Your Overnight Camp Survival Kit

Here are some extras to consider for first-time overnight campers.

Just the idea of going to camp might have your little one full of excitement and butterflies — and you a wee bit anxious about them being away. Don’t worry, it’s not just you. Those are common feelings, even for summer camp veteran families.

The countdown to camp is on, and you might feel the need to over pack or be tempted to leave packing until the very last minute. Don’t wait to pack, and consider this list before you stuff your suitcase. 

Download or request the packing list suggested by the camp

We’ve known too many parents who couldn’t find the list or didn’t bother with it, only to find their kids really needed something on the list. That includes a light coat and sweater/heavy sweatshirt for chilly, rainy summer nights.

Label everything

We’re partial to Mabel’s Labels because the campers in our lives have never lost an item at camp thanks to the labels, which are even tough enough to endure several summers of camp from one package. The company offers a camp combo pack for both day camp ($19.95) and overnight camp ($39.95). What you don’t use this year can be used for other occasions (school, perhaps) or throughout their camp years. Find them at

Plan to send at least one surprise box

Mail full of goodies and your camper’s favorite things can help them overcome any homesickness, but can also help them make friends in their cabin or cohort. Send enough allergy-free treats to share (for older campers who have jumped on the vegan wagon, you might consider also adding vegan-friendly treats such as Oreos). You may even have to mail this package to camp before your camper leaves home, so it takes some preplanning on your part. Make sure to include a photo of their pet if they have one.

Include some fun stationary

Swing by your local stationary or drug store and create a stationary set for your camper. Include paper and envelopes for writing letters home, maybe a cool notebook or a journal with writing prompts, and fun add-ons like stickers, glitter or colored pens. Not only will this keep them busy during quiet hours, but they can get the full camp experience by journaling or writing letters by flashlight in their bunk. 

Provide a solid, good-sized refillable water bottle or jug.

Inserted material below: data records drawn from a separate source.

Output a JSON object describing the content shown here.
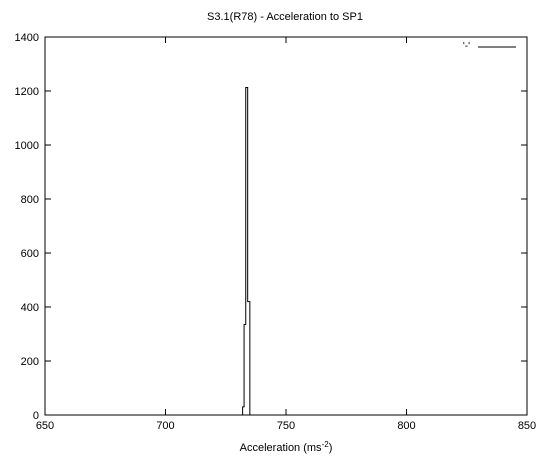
{
  "chart_data": {
    "type": "line",
    "title": "S3.1(R78) - Acceleration to SP1",
    "xlabel": "Acceleration (ms",
    "xlabel_sup": "-2",
    "xlabel_tail": ")",
    "ylabel": "",
    "xlim": [
      650,
      850
    ],
    "ylim": [
      0,
      1400
    ],
    "xticks": [
      650,
      700,
      750,
      800,
      850
    ],
    "yticks": [
      0,
      200,
      400,
      600,
      800,
      1000,
      1200,
      1400
    ],
    "grid": false,
    "legend_position": "top-right",
    "series": [
      {
        "name": "'-'",
        "style": "steps",
        "color": "#000000",
        "x": [
          650,
          732,
          732,
          732.6,
          732.6,
          733.3,
          733.3,
          734.1,
          734.1,
          735,
          735,
          850
        ],
        "y": [
          0,
          0,
          30,
          30,
          335,
          335,
          1213,
          1213,
          420,
          420,
          0,
          0
        ]
      }
    ]
  }
}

That’s a given, but also consider sending along a case of bottled water (especially if you are the one unpacking the car and moving into the cabin.) Sometimes kids don’t like the taste of the water at camp, so they won’t drink it and risk instead becoming dehydrated. The last thing either of you want is your kiddo missing out on all the fun because they’re feeling ill. 

Feminine products for your daughter.

If your daughter is at the age where her period might start, make sure to pack products that she knows how to use (just in case). This applies even if their period isn’t expected to happen during camp. Send them. Experience talking here.

A deck of playing cards

Kids who love tech will wonder what to do during quiet times built into the camp day. The kids with the playing cards who know a few card games will be the ones with ideas for filling that time. If your camper likes Sudoku or crossword puzzles, pick up a book for them at the Dollar Store (don’t forget a sharpened pencil or pen).

Film cameras are back in style

Just because they’re having a tech-free summer doesn’t mean your kid can’t take photos of all the new experiences and new friends they’ll want to remember forever. Pack a disposable camera so they can capture their favorite moments (make sure to choose a waterproof one if they’ll be spending any time near a lake or participating in water sports). When the summer camp blues set in once your kids are back home, they’ll love getting to develop their film and show you all of their camp memories.